Students in Rockaway schools go elsewhere, or nowhere at all

Hundreds of students, mostly middle class, have fled their Far Rockaway schools to enroll somewhere else since Hurricane Sandy knocked the peninsula out of commission.

But attendance data suggests that many other Far Rockaway students are simply not attending school in the first days that the city has provided schools for them.

Attendance dropped slightly citywide today, from 87 percent on Wednesday to 82.6 percent, a decline that officials attributed to the snowstorm. “Attendance from both teachers and students, given the storm, was actually reasonably good,” Mayor Bloomberg said during a news conference.

The attendance rate fell more dramatically for students in 56 schools relocated because of damage from Hurricane Sandy. Just 30 percent of students in those schools were in class today, while students in relocated schools had a 43 percent attendance rate on Wednesday, their first day back after the storm.

Driving the decline was the addition of 13 new relocations that started today, all for Queens schools without power. Most of the schools without power are on the Rockaway peninsula, which still does not have subway service, and the Department of Education has been unable to muster enough buses to transport all students from the peninsula, instead offering to reimburse families who make their own way to school. Some of the schools where relocations began today posted attendance rates below 1 percent.

Overall, in District 27 today, which contains several neighborhoods in addition to those on the Rockaway peninsula, 26 schools posted attendance rates below 20 percent.

A few of the schools with low attendance rates have seen many of their families withdraw in recent days after the city loosened enrollment rules to help families displaced by Sandy. A total of 460 students have left District 27 in the last three days due to Hurricane Sandy, according to enrollment data released by the city education department today, with most enrolling in nearby District 22.

Dozens of students from Coney Island and affected areas in Staten Island have also withdrawn from their schools and enrolled elsewhere in the city, according to the department’s data.

But more students have left schools in the Rockaways than from anywhere else. And the majority of those students came from M.S./P.S. 114, located on the west end of the peninsula, which includes the beachfront neighborhoods of Belle Harbor and Breezy Point.

Unlike Far Rockaway schools on the east end, where many students live in low-income public housing, M.S./P.S. 114 is made up largely of white students who do not qualify for free lunch funded by Title I grants. The free-lunch rate at the school is less than 15 percent.

Houses in the more affluent enclaves were devastated by 14-foot storm surges that flooded basements and crashed into foundations. In Breezy Point, more than 100 houses burnt to the ground during the storm.

Over the weekend, Chancellor Dennis Walcott told principals that they were required to accept displaced students who had temporarily moved into the school’s neighborhood zone, even if doing so caused crowding. In keeping with law about students in temporary housing, families who say they are displaced do not have to provide any proof of residence.

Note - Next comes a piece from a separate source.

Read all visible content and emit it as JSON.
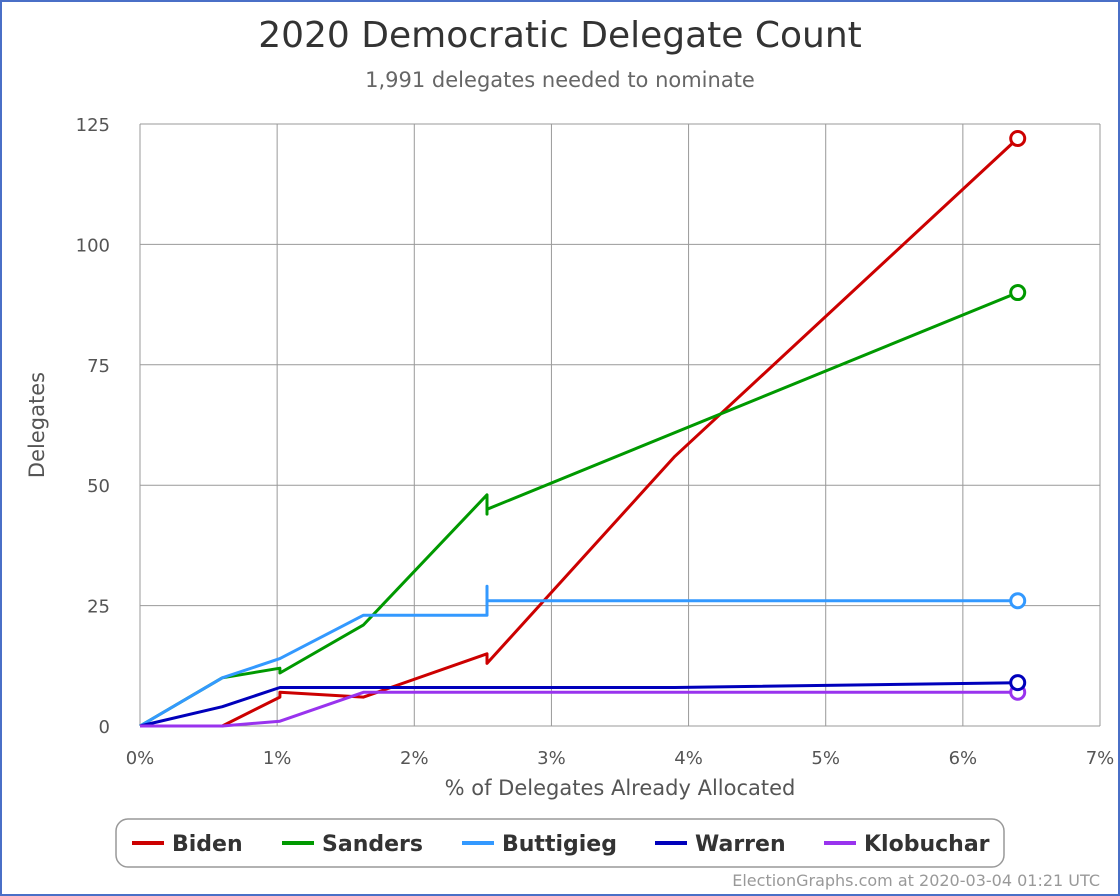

High school students were told to visit an enrollment office before picking a new school. In most cases, the department does not allow high school transfers because a student has moved, unless his new commute exceeds 90 minutes.

The department is also allowing families who were not displaced but who do not want to send their children on long commutes to relocated schools to attend school closer to home. But the department is warning that those students will have to return to their regular school once it reopens, which could be soon.

The majority of Far Rockaway students who have enrolled in new schools have enrolled in District 22. P.S. 207 has received 79 students, the most of any school.

Coney Island, has lost 93 students since Nov. 5 and District  31 — all of Staten Island — has seen movement of 55 students.

The department will be adding busing for five additional Queens schools on Friday, officials announced late today.